The Sr. IT Security Analyst is responsible for assessing information risk and facilitates remediation of identified vulnerabilities for IT security and IT risk across the enterprise. Assesses information risk and facilitates remediation of identified vulnerabilities with the Bank network, systems and applications. Reports on findings and recommendations for corrective action. Performs vulnerability assessments as assigned utilizing IT security tools and methodologies. Performs assessments of the IT security/risk posture within the IT network, systems and software applications, in addition to assessments within the Vendor Management Program. Identifies opportunities to reduce risk and documents remediation options regarding acceptance or mitigation of risk scenarios. Facilitates and monitors performance of risk remediation tasks, changes related to risk mitigation & reports on findings. Maintains oversight of IT and vendors regarding the security maintenance of their systems and applications. The IT Security/Risk Analyst assists in all IT audits, IT risk assessments and regulatory compliance.

• Management of IT security and IT risk (e.g., data systems, network and/or web) across the enterprise.
• Address questions from internal and external audits and examinations.
• Develop policies, procedures and standards that meet existing and newly developed policy and regulatory requirements.
• Facilitate IT security/risk training curriculum.
• Serve as project manager/lead within IT security projects.
• Promote awareness of applicable regulatory standards, upstream risks and industry best practices across the organization.

This position requires regular, predictable and timely attendance at work to meet department workload demands.

• Bachelor’s Degree, Information Systems, Computer Science, Information Security or related field required.
• 7-10 years IT security or information security experience with a proven ability to engage with Senior Management and implement information security solutions.
• 4+ years experience in administering IT security controls in an organization.
• Thorough understanding of Information Security principles, frameworks, as well as industry standards & practices such as CIS and SOGP. Understanding confidentiality, integrity, and availability tried.  Experience with SOX, JSOX, ISO 27001, CTPAT, TISAX, or NIST a plus
• Knowledge of technical infrastructure, networks, databases and systems in relation to IT Security and IT Risk.
• Experience with security tools such as SIEM, firewall, EDR, EPP, NDR, vulnerability management, Secure email gateway, and DNS filtering. Experience with Cisco security suites, Splunk, Palo Alto, Fortigate, and Rapid 7 a plus.
• Ability to secure and respond to threats in a multi-cloud environment including configuring and maintaining cloud security posture management.
• Strong understating of with Microsoft operating systems, Linux operating systems, Microsoft Azure, Google Computing Platform, and mobile devices. Experience with application security a plus.
• Experience with Data classification and data loss prevention.
• Certified Information Systems Security Professional (CISSP), or related certification.
• Project management skills preferred.
• Windows workstation and server administration experience preferred.
• Prior experience performing security reviews and risk assessments preferred.

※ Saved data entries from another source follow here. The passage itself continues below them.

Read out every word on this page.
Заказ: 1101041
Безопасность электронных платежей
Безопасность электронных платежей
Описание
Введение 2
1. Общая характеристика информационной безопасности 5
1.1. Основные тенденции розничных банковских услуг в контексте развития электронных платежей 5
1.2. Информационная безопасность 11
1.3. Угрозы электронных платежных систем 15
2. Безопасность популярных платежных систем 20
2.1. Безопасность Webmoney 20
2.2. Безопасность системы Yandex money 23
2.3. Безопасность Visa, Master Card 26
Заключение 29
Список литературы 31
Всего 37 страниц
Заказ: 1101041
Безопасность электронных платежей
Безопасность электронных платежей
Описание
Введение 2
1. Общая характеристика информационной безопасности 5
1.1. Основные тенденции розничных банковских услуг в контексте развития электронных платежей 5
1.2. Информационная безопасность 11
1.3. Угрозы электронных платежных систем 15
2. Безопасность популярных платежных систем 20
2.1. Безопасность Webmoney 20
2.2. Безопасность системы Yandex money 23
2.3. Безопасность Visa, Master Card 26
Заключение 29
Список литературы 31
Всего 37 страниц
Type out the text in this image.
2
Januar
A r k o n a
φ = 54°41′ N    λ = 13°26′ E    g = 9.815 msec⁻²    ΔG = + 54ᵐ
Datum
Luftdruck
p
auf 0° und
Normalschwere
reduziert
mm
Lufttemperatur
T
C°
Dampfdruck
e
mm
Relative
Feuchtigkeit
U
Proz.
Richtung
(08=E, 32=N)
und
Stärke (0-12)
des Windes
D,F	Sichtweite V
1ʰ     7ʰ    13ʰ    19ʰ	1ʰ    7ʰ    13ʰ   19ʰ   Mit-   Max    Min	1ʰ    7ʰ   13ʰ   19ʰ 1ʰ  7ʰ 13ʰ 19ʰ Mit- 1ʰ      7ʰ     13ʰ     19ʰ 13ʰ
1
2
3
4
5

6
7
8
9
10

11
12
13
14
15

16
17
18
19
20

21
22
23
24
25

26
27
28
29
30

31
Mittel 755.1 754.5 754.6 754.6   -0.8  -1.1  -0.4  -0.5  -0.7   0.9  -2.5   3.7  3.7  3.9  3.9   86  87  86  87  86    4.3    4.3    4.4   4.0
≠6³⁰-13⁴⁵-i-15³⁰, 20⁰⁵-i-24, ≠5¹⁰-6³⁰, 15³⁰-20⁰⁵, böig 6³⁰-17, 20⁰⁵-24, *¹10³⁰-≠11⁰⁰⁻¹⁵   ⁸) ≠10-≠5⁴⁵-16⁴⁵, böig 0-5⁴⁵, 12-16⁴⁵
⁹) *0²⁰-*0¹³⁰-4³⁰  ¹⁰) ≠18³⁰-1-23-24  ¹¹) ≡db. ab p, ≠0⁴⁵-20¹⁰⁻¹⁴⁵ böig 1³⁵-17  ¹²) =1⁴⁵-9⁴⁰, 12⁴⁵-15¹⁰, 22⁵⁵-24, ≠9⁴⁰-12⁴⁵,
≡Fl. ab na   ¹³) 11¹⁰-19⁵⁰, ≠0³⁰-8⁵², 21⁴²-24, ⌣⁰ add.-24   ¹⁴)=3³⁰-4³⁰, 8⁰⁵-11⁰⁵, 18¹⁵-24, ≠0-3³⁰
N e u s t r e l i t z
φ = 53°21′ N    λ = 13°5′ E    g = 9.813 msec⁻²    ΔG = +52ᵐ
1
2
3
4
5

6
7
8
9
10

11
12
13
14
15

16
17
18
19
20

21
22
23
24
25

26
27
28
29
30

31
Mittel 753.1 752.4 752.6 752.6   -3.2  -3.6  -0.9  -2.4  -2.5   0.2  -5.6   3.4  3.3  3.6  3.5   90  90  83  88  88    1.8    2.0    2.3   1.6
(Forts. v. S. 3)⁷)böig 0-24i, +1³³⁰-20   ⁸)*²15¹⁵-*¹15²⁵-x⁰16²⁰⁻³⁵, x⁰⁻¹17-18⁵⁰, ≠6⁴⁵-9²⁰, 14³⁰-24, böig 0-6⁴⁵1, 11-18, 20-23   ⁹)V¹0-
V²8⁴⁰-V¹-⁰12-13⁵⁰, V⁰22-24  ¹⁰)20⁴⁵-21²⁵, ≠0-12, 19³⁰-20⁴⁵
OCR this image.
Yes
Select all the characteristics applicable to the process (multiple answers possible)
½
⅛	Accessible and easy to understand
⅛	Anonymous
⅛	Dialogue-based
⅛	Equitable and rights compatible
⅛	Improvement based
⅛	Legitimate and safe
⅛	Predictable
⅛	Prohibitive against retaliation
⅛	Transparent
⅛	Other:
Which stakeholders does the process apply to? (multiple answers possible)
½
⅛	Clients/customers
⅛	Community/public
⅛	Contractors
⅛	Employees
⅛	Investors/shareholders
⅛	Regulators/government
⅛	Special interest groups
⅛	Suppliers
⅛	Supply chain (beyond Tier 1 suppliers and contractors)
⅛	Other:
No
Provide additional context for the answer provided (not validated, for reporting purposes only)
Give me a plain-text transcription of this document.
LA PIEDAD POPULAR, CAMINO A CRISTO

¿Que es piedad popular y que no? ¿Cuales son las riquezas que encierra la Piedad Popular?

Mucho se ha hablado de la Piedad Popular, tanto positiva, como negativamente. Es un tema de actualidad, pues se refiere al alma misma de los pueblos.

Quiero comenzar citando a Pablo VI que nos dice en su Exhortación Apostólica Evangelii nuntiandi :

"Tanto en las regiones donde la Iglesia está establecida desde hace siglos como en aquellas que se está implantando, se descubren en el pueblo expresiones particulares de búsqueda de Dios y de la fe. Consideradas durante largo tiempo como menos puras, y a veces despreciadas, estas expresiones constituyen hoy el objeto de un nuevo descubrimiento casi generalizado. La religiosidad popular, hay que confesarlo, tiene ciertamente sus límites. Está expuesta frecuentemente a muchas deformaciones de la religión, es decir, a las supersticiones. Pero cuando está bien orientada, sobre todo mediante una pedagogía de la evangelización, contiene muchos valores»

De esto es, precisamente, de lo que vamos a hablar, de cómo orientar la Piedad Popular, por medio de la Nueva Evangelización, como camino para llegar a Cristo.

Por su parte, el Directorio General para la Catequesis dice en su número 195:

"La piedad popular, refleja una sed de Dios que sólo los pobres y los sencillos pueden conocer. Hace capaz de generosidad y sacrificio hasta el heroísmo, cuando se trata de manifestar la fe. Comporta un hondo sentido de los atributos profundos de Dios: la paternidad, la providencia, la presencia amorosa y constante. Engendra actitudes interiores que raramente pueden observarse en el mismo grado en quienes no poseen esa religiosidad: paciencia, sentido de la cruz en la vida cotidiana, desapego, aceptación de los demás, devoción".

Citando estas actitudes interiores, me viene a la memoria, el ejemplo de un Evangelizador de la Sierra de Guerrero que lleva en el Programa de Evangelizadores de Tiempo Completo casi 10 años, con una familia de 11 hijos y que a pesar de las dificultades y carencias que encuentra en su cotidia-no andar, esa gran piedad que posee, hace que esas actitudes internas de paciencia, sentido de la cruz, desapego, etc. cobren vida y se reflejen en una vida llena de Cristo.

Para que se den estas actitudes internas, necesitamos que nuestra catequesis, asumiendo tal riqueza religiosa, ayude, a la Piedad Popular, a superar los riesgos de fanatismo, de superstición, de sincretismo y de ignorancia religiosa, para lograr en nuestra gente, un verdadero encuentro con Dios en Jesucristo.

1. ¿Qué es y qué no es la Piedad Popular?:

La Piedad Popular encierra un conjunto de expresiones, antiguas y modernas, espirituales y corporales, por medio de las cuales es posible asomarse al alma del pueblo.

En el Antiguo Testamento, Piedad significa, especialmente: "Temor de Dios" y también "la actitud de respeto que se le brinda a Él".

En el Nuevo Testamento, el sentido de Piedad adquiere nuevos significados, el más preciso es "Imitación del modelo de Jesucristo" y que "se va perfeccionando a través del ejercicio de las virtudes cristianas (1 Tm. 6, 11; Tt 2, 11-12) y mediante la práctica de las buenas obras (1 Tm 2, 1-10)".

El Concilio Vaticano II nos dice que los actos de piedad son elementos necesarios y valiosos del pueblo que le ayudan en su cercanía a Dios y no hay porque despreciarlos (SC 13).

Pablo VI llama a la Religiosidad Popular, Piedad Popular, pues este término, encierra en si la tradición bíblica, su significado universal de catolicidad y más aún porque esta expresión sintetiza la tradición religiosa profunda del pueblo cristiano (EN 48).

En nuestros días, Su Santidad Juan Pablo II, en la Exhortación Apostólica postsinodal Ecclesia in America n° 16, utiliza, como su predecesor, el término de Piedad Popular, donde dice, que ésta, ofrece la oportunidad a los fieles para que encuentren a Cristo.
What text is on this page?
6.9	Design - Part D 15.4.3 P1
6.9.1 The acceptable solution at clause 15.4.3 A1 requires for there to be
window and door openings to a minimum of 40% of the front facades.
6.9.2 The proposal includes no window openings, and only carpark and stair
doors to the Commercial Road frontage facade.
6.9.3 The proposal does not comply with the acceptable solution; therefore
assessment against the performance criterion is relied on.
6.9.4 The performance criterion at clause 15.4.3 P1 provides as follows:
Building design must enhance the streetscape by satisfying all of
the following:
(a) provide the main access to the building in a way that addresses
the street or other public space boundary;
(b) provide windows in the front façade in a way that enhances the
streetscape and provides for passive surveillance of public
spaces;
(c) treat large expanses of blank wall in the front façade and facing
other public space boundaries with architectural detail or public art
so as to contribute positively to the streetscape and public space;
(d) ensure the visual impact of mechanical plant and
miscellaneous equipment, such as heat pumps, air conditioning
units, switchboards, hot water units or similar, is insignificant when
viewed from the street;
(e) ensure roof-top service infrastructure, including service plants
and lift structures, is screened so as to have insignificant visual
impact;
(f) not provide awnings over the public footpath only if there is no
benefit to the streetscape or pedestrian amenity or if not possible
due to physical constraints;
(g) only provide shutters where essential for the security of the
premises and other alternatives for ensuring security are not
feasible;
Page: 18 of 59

The above statements are intended to describe the general nature of work being performed. They are not to be construed as an exhaustive list of all responsibilities, duties and skills required.

Benefits

Yusen offers a generous Employee Benefits Package including:

• Medical, Dental, and Vision beginning the 1^st of the month following start date
• 401k with a company match
• Flexible Spending Accounts, Life and Accidental Death & Dismemberment Insurance, Short & Long Term Disability, Tuition Assistance Program, Commuter Benefits, vacation, and much more.

Any and all benefits offered are subject to the eligibility requirements, terms, and provisions set forth in the respective policies and plan documents, which you may request from Human Resources.

About Yusen Logistics (Americas)

Yusen Logistics is working to become the world’s preferred supply chain logistics company. Our complete offer is designed to forge better connections between businesses, customers and communities – through innovative supply chain management, freight forwarding, warehousing and distribution services. As a company we’re dedicated to a culture of continuous improvement, ensuring everyone who works with us is committed, connected and creative in making us the world’s preferred choice.

www.yusen-logistics.com/

Yusen Logistics (Americas) Inc. values each individual employee and is committed to a diverse and inclusive workforce by providing equal employment opportunities for all applicants without regard to race, religion, color, sex, national origin, citizenship status, uniform service member status, age, disability, sexual and gender orientation, genetic information, or any other protected status in accordance with all applicable federal, state and local laws.

Los Angeles County Only: Yusen Logistics (Americas) Inc. will consider qualified applicants with a criminal history pursuant to the California Fair Chance Act. You do not need to disclose your criminal history or participate in a background check until a conditional job offer is made to you. After making a conditional offer and running a background check, if Yusen Logistics (Americas) Inc. is concerned about conviction that is directly related to the job, you will be given the chance to explain the circumstances surrounding the conviction, provide mitigating evidence, or challenge the accuracy of the background report. Find out more about the Fair Chance Act by visiting the Civil Right’s Department Fair Chance Act webpage.